Je les tire une à une du portefeuille qui les recèle. Il y en a sept, et deux plus petites. Huit livres turques en tout: un peu plus de neuf louis.

C'est fait. Allons:—Allaha ismarladik!

Adieu....

... Ces pièces d'or, que je ne devais pas garder, j'aurais pu, certes, m'en débarrasser n'importe comment, les jeter n'importe où. Mais c'est mieux ainsi.


XXXIX

J'ai trotté de Mehmed Sokoli jusqu'à la Marmara. Là, j'ai pris le galop. Tout le long de l'ancien mur qui était le front de mer de Byzance passent aujourd'hui la voie ferrée de San Stéphano et une route parallèle à la voie,—une route bonne pour les chevaux. Route et voie ferrée s'en vont jusqu'au bout de Stamboul, jusqu'à la Tour de Marbre, jusqu'à la grande Muraille où commence le cimetière d'Aziyadé.

Une fantaisie: je veux aller là-bas, dans le cimetière, je veux aller voir la place où quelqu'un tua sir Archibald Falkland,—tua pour voler, puisqu'on n'a rien retrouvé dans les vêtements du mort. Cette aventure fait beaucoup de bruit dans Péra, naturellement. Le meurtre d'un directeur de la Dette prend des proportions de crime d'État. Et les journaux n'en parlent qu'avec prudence.

Il y a presque deux lieues, de Mehmed Sokoli à la Tour de Marbre. J'aime cette longue route extérieure à la ville, d'où l'on découvre, à chaque vallée qui s'enfonce entre deux des sept collines, un nouveau quartier de Stamboul, jamais pareil aux autres, quoique toujours ceint et couronné de cyprès noirs et de minarets blancs.


... Koum-Kapou;—Yéni-Kapou;—Ak-Sérail;—Daoud-Pacha;—Psammatia....

Ah! voici Iédi-Koulé; et sa petite gare, la plus proche de la Tour. Je ... ne passerai pas par là. Il y a un autre chemin, plus à droite....

Un peu d'éperon, pour franchir ventre à terre la seule porte qui s'ouvre ici dans la muraille,—la porte des Sept Tours; pour franchir le chemin de ronde, le fossé, le talus....

Et le grand cimetière commence, coupé çà et là de champs, de vergers, de landes. Tout cela, formidablement désert.

L'endroit n'est pas bien loin. Les journaux l'ont indiqué, très clairement. Et j'ai lu tous les journaux. Je puis donc trouver.
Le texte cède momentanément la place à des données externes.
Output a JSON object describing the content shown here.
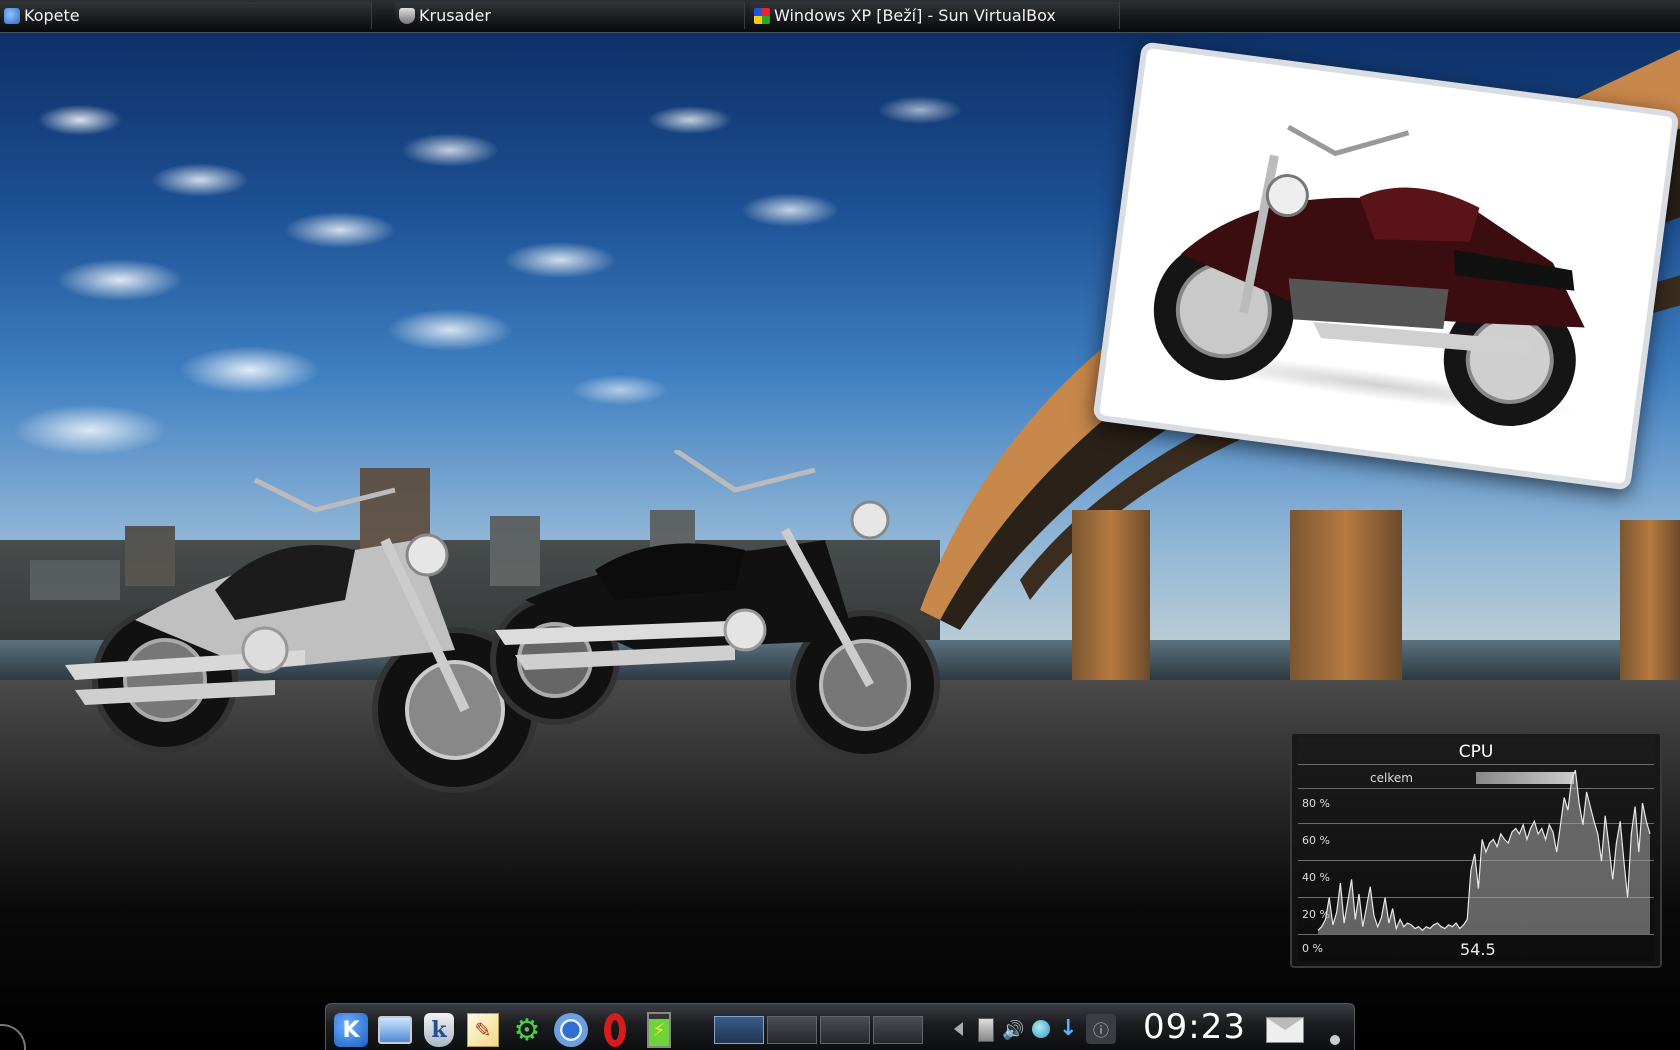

Je trouverai.

... Ici.


—Bonjour, monsieur le colonel....

J'ai tressailli violemment ... Pourquoi? ce n'est que Mehmed Djaleddin pacha, à cheval, au milieu des cyprès.

—Monsieur le maréchal....

—Ah! la curiosité! Vous venez voir la fameuse place. Vous tombez juste. C'est bien ici, exactement ici....
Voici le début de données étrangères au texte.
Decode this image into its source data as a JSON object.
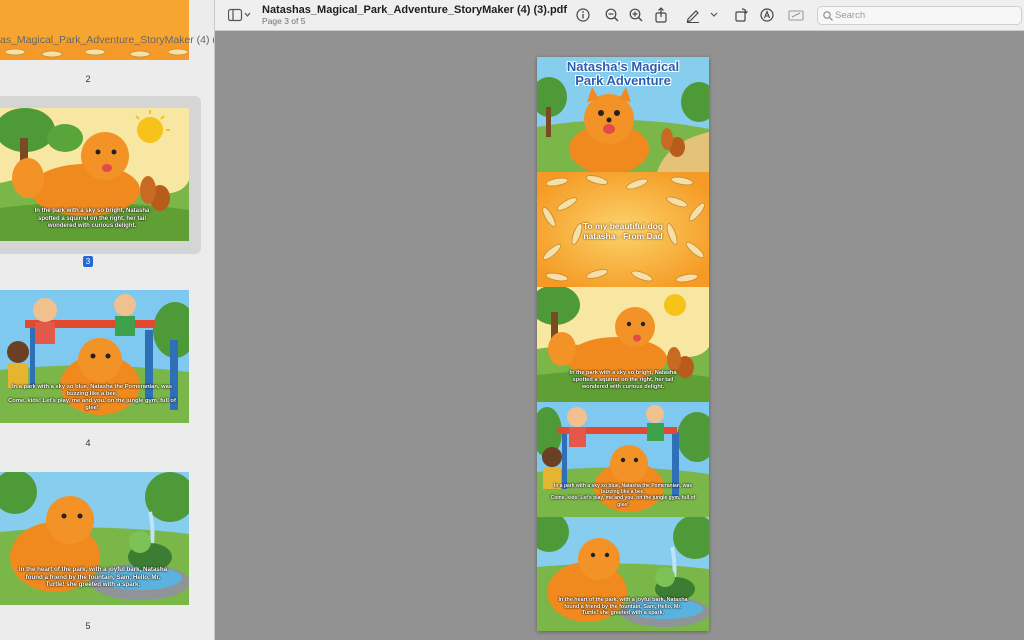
{
  "window": {
    "title": "Natashas_Magical_Park_Adventure_StoryMaker (4) (3).pdf",
    "subtitle": "Page 3 of 5"
  },
  "sidebar": {
    "cut_title": "as_Magical_Park_Adventure_StoryMaker (4) (3)...",
    "thumbs": [
      {
        "label": "2"
      },
      {
        "label": "3",
        "selected": true
      },
      {
        "label": "4"
      },
      {
        "label": "5"
      }
    ]
  },
  "search": {
    "placeholder": "Search"
  },
  "book": {
    "cover_title_line1": "Natasha's Magical",
    "cover_title_line2": "Park Adventure",
    "dedication_line1": "To my beautiful dog",
    "dedication_line2": "natasha - From Dad",
    "page3_text_1": "In the park with a sky so bright, Natasha",
    "page3_text_2": "spotted a squirrel on the right, her tail",
    "page3_text_3": "wondered with curious delight.",
    "page4_text_1": "In a park with a sky so blue, Natasha the Pomeranian, was",
    "page4_text_2": "buzzing like a bee.",
    "page4_text_3": "Come, kids! Let's play, me and you, on the jungle gym, full of",
    "page4_text_4": "glee!",
    "page5_text_1": "In the heart of the park, with a joyful bark, Natasha",
    "page5_text_2": "found a friend by the fountain, Sam, Hello, Mr.",
    "page5_text_3": "Turtle! she greeted with a spark."
  },
  "colors": {
    "accent": "#2568d8",
    "pomeranian": "#f08a1e",
    "sky": "#7fc8ef",
    "grass": "#6cb33f"
  }
}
Il baisse le doigt vers une stèle renversée. L'herbe haute est foulée alentour.

—Mais vous-même, monsieur le maréchal, que faites-vous en ce lieu, sinon, comme moi, satisfaire une curiosité?

—Professionnelle. Sa Majesté Impériale m'a chargé d'instruire spécialement cette affaire. Vous comprenez qu'elle est d'importance; un directeur de la Dette, peste!

—Et vous instruisez ... ici? Tout seul, à cheval, dans le cimetière....

—Oui.... Une idée à moi, monsieur le colonel: j'attends que l'assassin revienne où il a assassiné.

—Ah bah! quelle apparence?

—Ils reviennent tous ainsi.

—Les neurasthéniques, les assassins de notre Occident, pourris de littérature. Mais un voleur vulgaire, quelque Serbe, ou quelque Bulgare, ou quelque Kurde....

—Ah! je vois que vous avez lu les journaux. Mais cette hypothèse-là, c'est l'hypothèse officielle et provisoire. Entre nous, je crois qu'on innocentera les voleurs vulgaires.

—En vérité?

—En vérité.

Je le regarde, marquant mon étonnement.

—Oh! je puis très bien vous mettre dans le secret des dieux. Je sais que vous êtes discret, monsieur le colonel.... Et, ma foi, l'histoire vaut d'être entendue, par quelque bout qu'on la commence....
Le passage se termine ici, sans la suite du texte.